Een van de vele verhalen die daartoe nodig los moeten komen, is ‘hoe Johan de Witt Vaals bij Holland trok’. Het ging hem er beslist niet om, Vaals in 1662 tot een volwaardig nieuw deeltje van de Republiek te maken, wel tot een voortaan rechtstreeks onder Den Haag ressorterend stukje eigendom, ‘voor eeuwichlick ende erffelick’ ‘voor haer ende hare nacomelingen’, kortom het ging enkel om de verovering van een aantrekkelijk stukje ‘wingewest’.
Hoe het zover kwam en wat, ook toen al, de situatie rondom Vaals behoorlijk uniek maakte, daarover gaat het hier. Een historie waarvan de grote lijnen intussen redelijk helder zijn, hoewel zeker nog niet tot in alle details.

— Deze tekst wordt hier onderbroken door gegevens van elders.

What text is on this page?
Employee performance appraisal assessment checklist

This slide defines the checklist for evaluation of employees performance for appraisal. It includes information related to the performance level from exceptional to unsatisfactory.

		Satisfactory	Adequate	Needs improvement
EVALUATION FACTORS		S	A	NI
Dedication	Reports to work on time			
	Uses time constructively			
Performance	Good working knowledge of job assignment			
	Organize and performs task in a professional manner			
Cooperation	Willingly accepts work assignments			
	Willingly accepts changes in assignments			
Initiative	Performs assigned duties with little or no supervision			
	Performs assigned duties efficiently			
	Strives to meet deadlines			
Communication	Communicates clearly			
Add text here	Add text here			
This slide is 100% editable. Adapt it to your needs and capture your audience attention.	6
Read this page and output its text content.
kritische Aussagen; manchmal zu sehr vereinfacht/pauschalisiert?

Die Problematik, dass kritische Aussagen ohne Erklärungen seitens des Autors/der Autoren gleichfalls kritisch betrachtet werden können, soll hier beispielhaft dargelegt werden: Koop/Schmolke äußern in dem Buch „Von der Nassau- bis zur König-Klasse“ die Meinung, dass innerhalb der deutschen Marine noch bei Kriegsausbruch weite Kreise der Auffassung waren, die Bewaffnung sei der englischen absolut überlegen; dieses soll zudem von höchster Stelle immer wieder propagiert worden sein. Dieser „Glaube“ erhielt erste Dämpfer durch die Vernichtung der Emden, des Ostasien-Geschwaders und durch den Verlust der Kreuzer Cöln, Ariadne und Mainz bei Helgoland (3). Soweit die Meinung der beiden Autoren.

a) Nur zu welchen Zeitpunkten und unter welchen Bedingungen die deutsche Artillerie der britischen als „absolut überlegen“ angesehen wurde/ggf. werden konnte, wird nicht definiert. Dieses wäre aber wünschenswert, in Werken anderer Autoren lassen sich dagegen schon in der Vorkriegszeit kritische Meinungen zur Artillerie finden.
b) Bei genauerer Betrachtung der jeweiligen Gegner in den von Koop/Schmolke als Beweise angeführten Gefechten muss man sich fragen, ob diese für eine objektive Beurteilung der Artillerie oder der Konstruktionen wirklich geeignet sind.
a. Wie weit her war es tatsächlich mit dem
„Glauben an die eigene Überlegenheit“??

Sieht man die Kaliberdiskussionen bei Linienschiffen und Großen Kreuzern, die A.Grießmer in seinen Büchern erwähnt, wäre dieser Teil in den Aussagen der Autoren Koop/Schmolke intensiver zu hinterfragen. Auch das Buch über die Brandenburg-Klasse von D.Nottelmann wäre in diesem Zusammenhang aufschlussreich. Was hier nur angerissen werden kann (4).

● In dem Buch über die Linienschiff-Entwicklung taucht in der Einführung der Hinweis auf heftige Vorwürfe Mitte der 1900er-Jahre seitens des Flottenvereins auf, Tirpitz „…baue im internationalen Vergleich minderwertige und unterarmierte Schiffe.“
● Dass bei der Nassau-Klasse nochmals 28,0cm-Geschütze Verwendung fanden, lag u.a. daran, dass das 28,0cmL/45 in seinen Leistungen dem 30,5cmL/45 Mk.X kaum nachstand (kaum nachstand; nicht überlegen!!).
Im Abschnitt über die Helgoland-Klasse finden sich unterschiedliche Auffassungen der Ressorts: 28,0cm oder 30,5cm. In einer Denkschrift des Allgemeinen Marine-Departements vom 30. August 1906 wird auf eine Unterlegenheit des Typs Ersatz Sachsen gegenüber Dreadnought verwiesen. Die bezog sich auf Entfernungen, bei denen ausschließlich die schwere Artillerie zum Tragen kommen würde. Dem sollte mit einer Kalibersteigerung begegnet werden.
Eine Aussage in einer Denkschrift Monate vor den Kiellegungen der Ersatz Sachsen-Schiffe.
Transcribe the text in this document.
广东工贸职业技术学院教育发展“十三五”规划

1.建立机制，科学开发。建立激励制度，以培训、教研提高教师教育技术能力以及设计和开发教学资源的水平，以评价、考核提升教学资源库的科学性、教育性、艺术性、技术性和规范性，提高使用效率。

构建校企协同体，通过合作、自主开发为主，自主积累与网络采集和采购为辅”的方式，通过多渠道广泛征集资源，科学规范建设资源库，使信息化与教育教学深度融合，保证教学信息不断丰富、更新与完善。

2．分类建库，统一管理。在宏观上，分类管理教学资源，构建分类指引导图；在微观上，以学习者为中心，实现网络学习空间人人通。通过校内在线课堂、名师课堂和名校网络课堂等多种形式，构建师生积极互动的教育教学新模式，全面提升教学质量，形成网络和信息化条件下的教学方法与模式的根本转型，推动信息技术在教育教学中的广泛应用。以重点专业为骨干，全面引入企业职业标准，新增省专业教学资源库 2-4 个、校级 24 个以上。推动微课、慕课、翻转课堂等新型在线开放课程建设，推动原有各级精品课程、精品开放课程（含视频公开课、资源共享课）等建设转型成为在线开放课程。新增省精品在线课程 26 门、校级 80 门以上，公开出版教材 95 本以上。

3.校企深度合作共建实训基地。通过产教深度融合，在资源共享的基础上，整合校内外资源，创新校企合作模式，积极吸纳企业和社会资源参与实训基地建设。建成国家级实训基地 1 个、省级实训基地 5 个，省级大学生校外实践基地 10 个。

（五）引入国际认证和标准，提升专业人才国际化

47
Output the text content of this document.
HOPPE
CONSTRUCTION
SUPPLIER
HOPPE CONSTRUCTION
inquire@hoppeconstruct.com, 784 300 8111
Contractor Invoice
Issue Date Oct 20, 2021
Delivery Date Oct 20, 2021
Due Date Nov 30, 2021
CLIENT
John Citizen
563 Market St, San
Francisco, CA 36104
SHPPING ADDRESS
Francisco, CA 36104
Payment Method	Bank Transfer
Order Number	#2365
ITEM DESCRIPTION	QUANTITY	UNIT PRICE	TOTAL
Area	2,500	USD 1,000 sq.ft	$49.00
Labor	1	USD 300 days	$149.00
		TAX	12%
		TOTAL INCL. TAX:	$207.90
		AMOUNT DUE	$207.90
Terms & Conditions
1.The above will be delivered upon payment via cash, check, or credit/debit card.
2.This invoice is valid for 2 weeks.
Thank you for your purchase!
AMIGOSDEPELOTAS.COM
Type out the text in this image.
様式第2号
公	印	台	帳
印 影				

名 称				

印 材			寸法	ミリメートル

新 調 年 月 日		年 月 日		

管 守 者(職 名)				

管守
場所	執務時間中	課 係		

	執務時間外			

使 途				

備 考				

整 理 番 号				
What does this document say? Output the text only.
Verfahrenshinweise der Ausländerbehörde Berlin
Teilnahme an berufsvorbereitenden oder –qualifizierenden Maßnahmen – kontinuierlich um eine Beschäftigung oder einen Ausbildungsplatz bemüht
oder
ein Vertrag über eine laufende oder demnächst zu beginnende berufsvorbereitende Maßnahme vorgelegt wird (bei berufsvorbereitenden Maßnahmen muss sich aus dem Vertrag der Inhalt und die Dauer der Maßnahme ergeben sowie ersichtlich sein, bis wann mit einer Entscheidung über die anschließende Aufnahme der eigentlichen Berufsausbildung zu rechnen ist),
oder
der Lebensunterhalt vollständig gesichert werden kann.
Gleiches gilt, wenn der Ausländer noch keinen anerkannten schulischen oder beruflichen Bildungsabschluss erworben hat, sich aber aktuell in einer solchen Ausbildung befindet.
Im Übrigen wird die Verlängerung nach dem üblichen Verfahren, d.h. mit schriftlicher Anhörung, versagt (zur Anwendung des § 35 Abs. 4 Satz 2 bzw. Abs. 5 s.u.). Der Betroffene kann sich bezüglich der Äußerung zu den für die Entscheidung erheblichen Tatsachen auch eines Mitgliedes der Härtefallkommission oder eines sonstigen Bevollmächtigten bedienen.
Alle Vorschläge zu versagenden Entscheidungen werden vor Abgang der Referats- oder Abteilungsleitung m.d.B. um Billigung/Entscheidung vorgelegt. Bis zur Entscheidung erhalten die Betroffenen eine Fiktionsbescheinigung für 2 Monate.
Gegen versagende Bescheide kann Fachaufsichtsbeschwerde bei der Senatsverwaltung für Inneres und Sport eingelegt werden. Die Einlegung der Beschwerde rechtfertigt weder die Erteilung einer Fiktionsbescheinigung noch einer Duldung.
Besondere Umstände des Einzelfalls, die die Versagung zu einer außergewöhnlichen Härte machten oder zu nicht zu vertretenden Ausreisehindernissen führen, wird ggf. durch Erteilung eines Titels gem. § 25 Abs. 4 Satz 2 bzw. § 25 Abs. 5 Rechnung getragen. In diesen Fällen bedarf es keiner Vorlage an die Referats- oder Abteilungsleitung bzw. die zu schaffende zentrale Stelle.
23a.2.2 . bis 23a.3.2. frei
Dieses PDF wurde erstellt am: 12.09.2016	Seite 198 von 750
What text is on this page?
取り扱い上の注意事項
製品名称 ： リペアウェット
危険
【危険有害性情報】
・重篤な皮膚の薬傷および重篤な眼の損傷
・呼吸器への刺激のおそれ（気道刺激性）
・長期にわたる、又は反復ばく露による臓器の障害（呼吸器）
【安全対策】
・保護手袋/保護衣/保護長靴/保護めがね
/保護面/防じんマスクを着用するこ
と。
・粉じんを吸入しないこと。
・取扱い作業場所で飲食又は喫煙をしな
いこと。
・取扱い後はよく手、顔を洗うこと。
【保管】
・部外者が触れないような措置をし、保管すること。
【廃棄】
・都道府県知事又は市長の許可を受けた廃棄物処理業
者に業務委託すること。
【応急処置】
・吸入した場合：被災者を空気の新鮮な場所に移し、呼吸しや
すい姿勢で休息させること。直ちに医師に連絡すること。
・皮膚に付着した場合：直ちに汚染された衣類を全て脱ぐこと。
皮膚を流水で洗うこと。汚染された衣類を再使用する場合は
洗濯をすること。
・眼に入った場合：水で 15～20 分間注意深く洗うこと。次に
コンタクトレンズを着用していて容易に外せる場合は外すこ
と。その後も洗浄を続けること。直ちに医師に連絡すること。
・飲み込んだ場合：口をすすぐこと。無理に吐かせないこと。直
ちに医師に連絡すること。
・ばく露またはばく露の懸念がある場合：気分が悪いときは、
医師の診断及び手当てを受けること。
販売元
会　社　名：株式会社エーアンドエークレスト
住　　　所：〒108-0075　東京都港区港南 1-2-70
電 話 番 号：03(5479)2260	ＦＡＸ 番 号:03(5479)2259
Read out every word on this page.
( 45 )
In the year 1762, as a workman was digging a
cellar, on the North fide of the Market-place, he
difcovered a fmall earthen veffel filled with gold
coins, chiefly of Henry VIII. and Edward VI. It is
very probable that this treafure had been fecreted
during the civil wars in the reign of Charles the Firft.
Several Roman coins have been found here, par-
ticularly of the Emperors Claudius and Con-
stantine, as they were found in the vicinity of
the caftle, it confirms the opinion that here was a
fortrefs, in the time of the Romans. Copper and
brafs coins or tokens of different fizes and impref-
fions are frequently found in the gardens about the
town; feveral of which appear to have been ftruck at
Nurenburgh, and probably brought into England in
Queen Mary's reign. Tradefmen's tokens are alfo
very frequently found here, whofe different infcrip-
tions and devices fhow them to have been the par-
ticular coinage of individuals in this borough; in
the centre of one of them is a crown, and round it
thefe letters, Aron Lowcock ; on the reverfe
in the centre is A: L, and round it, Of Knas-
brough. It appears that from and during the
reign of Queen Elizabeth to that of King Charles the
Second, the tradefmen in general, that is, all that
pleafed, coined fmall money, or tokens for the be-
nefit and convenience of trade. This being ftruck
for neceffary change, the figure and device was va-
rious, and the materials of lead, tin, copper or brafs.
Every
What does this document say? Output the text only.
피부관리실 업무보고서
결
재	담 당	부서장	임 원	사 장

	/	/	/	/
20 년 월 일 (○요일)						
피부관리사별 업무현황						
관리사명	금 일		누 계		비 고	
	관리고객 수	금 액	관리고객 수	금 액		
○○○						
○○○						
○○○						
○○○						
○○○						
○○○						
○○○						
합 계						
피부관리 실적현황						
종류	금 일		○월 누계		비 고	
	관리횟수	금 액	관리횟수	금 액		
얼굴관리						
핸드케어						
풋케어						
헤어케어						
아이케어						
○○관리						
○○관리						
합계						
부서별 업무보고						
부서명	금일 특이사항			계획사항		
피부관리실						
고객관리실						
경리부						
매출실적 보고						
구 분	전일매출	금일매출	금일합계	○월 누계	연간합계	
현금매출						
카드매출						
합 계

Het actueel heersende ‘Hollandse’ narratief behoeft een andere, aangescherpte inkleuring zodra je er de geschiedenis van het vlakbije Aken bij betrekt en ook die van de huidige Duitstalige Ostkantons in oostelijk België, vlak ten zuiden van Vaals. Met beide was Vaals lange tijd zeer innig lotsverbonden, daar midden in het oude Hertogdom Limburg, vooral in het ‘Overmaase’ ‘s Hertogenrade. De hertog was eerst nog de Brusselse koning Karel van Spanje, jawel, diezelfde man bij wiens zus, Maria van Hongarije, Willem van Oranje, in huis had gewoond toen hij nog geen stampij maakte over zijn persoonlijke erfenissen en zich nog niet manifesteerde als ‘Redder des Vaderlands’.
Het verhaal is complex en al te vaak historisch vertekend geraakt, maar we denken de hoofdlijnen toch redelijk zuiver te kunnen trekken. Hoe lopen die hoofdlijnen? 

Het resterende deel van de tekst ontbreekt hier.